« Ana Sayfa »      « İlkelerimiz »

BAŞBUĞ TÜRKEŞ

ELMALILI HAMDİ YAZIR MEÂLİ

İrfan YÜCEL

Alparslan TÜRKEŞ

Alparslan TÜRKEŞ

Seyid Ahmed ARVASÎ

Ayhan TUĞCUGİL

M. Metin KAPLAN

Namık Kemal ZEYBEK

Prof. Dr. İBRAHİM TELLİOĞLU

30 Tem

2018

KEMAL KAYACAN SUİKASTI

M. Metin KAPLAN 01 Ocak 1970

29 Temmuz 1992, İstanbul
“Evlâdım, sen yemeğe çıkabilirsin” dedi yaşlı adam. “Ama saat 20,30’da burada ol. Tamam mı?”
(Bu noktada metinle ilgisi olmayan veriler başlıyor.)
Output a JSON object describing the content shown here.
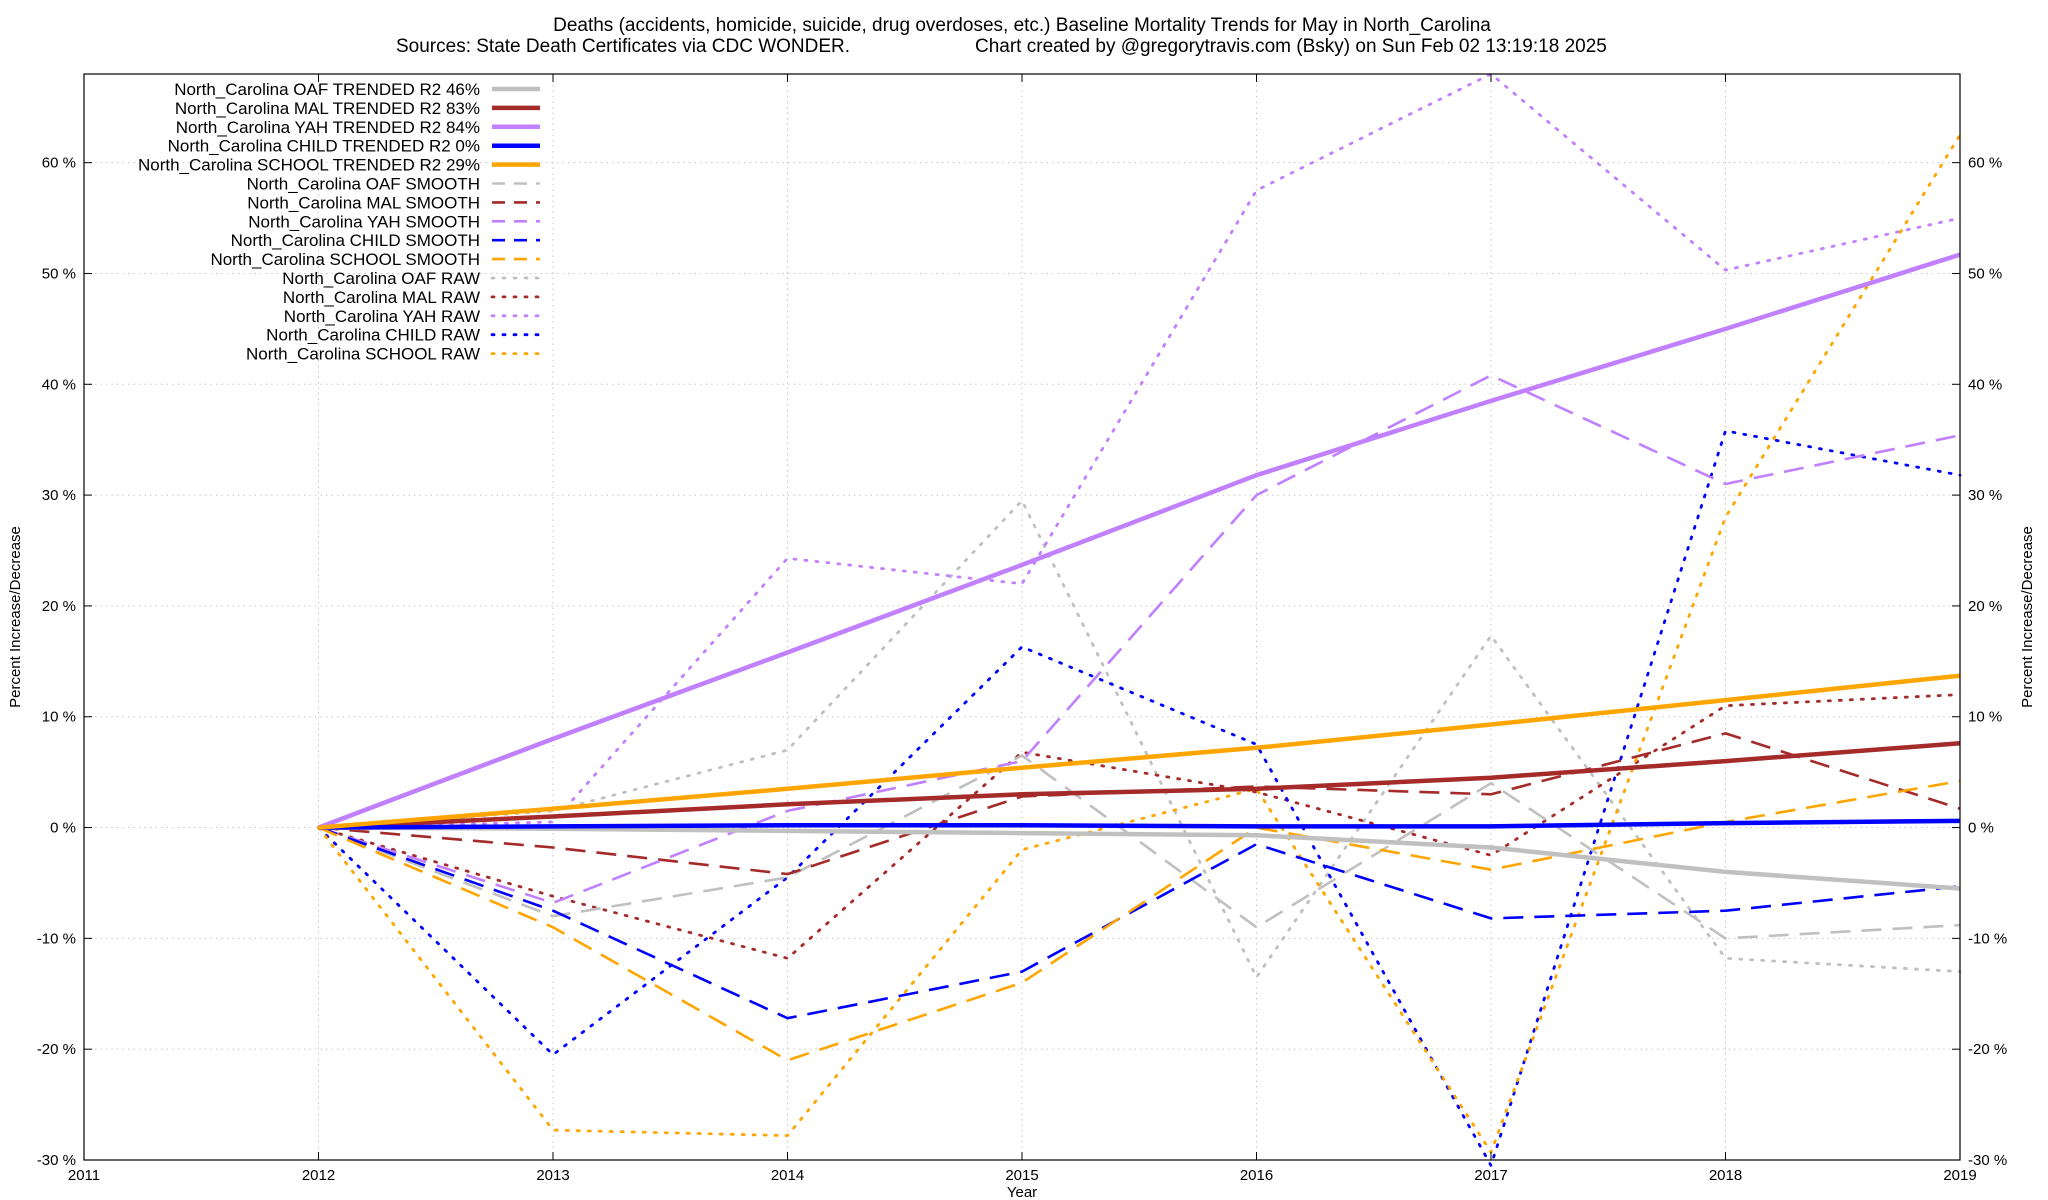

“Emredersiniz, Paşam” dedi genç adam ve hemen toparlanıp çıktı.

Genç adam Kubailay Tuzcu’ydu… Er’di… Beş aydır yaşlı adamın yanında, askerî koruma olarak görev yapıyordu… Yaşlı adam ise Kemal Kayacan’dı… Emekli Oramiral’di… Deniz Kuvvetleri Komutanlığı’ndan on sekiz yıl evvel emekli olmuştu.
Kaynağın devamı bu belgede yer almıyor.